Q. Have had much success with sugar snap peas, but lately I’ve been planting sugar snap peas and getting snow peas instead. Is it because the seed is old?
|Snow peas after harvest in Kenya.|
|Kenya producer using sticks and string to trellis their snow peas.|
High elevations in Kenya is a perfect cool year around climate for snow pea production.

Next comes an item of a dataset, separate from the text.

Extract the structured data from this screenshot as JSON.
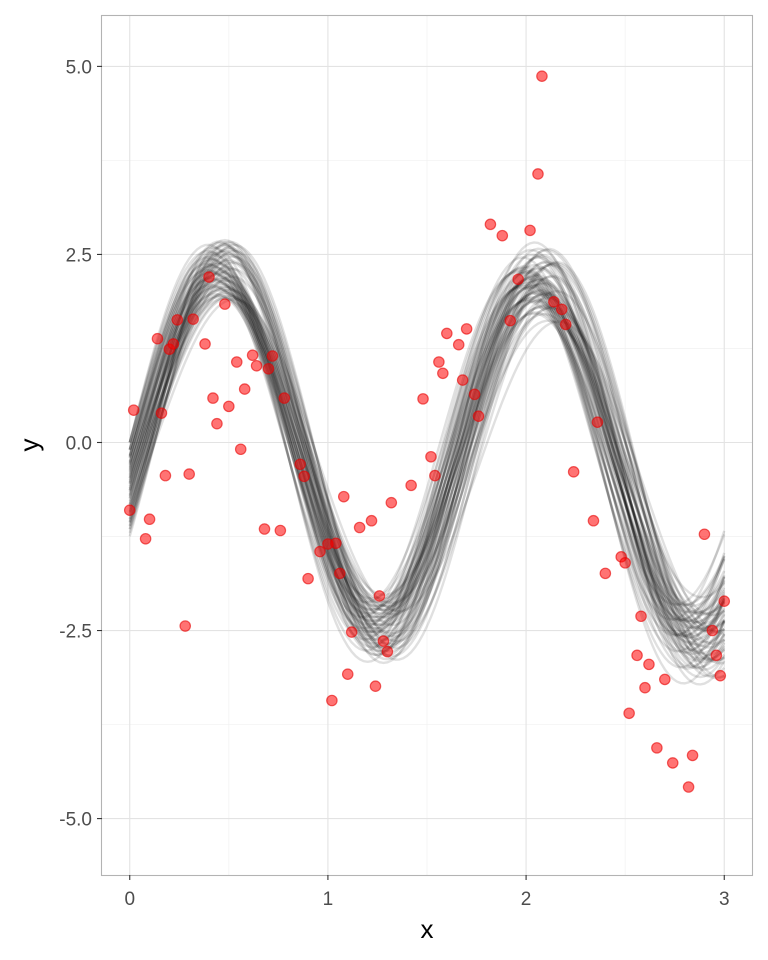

Snap peas, when they first emerge, are flat. As the seed inside the pod begins to enlarge the pod becomes round. If you pick snap peas too early they will look like snow peas. When harvesting snap peas, wait a little bit longer for the seed to enlarge and the pod to become round. But harvest the pods before the seed becomes mature. If you wait too long, the seed contains more starch rather than sugar and not as sweet.
|Sugar snap pea seedlings in bloom and ready to climb the chicken wire.|
Cold weather near Bloom time can cause problems and a lack of pea production inside the pod.
The differences between the two are genetic so it should have nothing to do with the age of the seed. Snap peas were genetically bred from their ancestors, the English or garden pea and snow peas, to be less fibrous when they are young.
|The perfect size for snow be export to Europe from Kenya.|
You also might be referring to the “strings” in the pod or how tough the pod is. If strings are a problem, harvest when very young or the pod may get tough when older. If you’re having problems with strings, remove the strings from the pods before using them and start harvesting earlier.